- The Washington Times - Tuesday, August 14, 2012

Three months after Facebook’s troubled launch as a publicly traded company, its stock this week faces yet another challenge that recently has hurt the values of other top social media companies, such as Angie’s List, Groupon and Zynga.

Facebook investors are bracing for a big hit Thursday, when the first wave of its so-called “lockup period” expires and company insiders and early investors can cash in on their shares in the open market. The prospect of millions more shares flooding the market could add downward pressure to a stock that already has lost nearly half of its value since going public May 18.

The social media giant’s stock has fallen about 45 percent below its initial public offering (IPO) price of $38, but with the possibility of another 268.1 million shares set to hit the market, the price could drop well below the $20 mark where it is hovering now, analysts warn. Given its massive presence on the Web, Facebook’s attempt to cash in on its Internet success is seen widely as a template for other top brands in the digital age.

This is just the first of a wave of potential new Facebook insider shares flooding the market. During the rest of the year, about 1.91 billion shares can be made available to the public — nearly four times as many as the nearly 500 million that currently are trading on the Nasdaq market. Facebook CEO and founder Mark Zuckerberg is one of the few owners who still will be “locked up” until later in the year.

Smaller slices of pie

“The price of Facebook will go down further,” said Paul McWilliams, editor at Next Inning Technology Research, who predicts that it could be trading in the mid- to high teens within a month. “Now we’re going to have more people who want to get out of the stock. So I see more selling pressure and more reason not to own Facebook.”

Mr. McWilliams said he expects to see many of these “lockup” owners, including venture capitalists and top employees, selling their shares in the next few months.

The smaller number of shares available helped keep the initial price high. But when the lockup ends, many early investors sell their shares and cash out, which increases the supply of the stock and lowers the price.

Kelley Damiani, vice president of Trippon Financial Research in Houston, agreed that Facebook’s stock could fall as low as $15 by the end of the year as this and other lockups expire, but she said she expects the stock to rebound starting next year and settle at a price of about $25.

She said the lockup expiration will push down the price in the short term because many regular investors who are afraid of the market flooding with more shares will panic and sell before that happens, but she doesn’t expect many of the “locked up” investors to pull the trigger at this point.

“I think Facebook is definitely getting closer to its true value,” she said. “But I would let the sell-off period elapse before buying.”

Public woes

Facebook has faced a rough reception since going public. The IPO was plagued by delays and computer glitches that hindered traders on the first day. Since then, the company has faced doubts about its growth potential and revenue prospects with a so-so earnings report.

The next Facebook shares will be sold as many social media companies are struggling in the marketplace.

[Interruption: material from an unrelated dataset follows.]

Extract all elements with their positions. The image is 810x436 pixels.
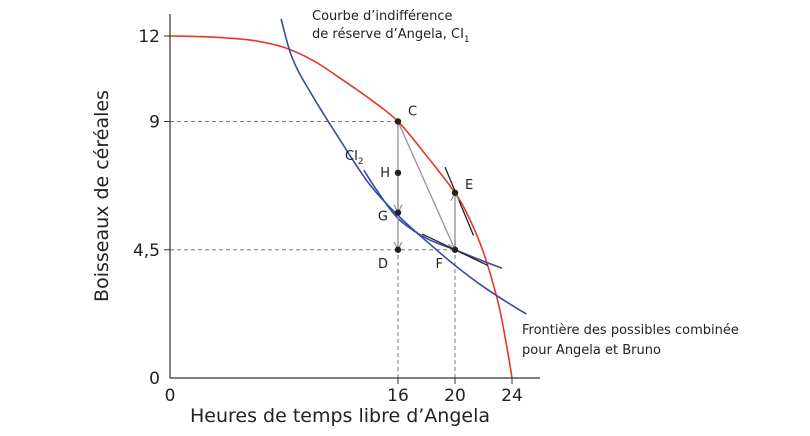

Investors are raising concerns about the sustainability of social media companies, and many fear they are overvalued at current prices.

Social media storm clouds

Groupon, the daily deal site, is trading below $6, the lowest level in company history, after a disappointing earnings report this week. Investors are concerned that the company will have trouble expanding its customer base.

Zynga, the social gaming company, is trading just below $3 after opening at $11 in December. Investors fear Internet users have moved past online gaming.

The lockup expirations have only made things worse for most social media companies, putting a cloud over share prices as investors try to gauge the impact of the stocks currently in public hands.

Angie’s List fell nearly 16 percent to $11.17 on Tuesday, when its lockup period ended. The company, which began trading in November, was worth just shy of $20 per share at one point.

Groupon also suffered a decline at the end of its lockup period on June 1. It opened that day at $9.72, down from a high of $14.93 on May 15, nearly a 35 percent decline in just two weeks. The stock has since fallen below $6.

When Zynga’s lockup period expired and insiders could start selling on May 29, it opened at $6.41 per share, down from $9.54 in late April, a 33 percent decline. The stock has continued to drop and is trading at about $3.

Even LinkedIn, which is regarded widely as one of the most successful technology stocks in recent memory, took a lockup hit about the time insiders could start trading in November. Toward the end of October, about a month before the lockup ended, shares were trading as high as $95. But the price dropped as low as $55.98 in the days after the expiration, a decline of more than 40 percent.

LinkedIn’s stock, however, has rebounded since then and trades at more than $100 per share.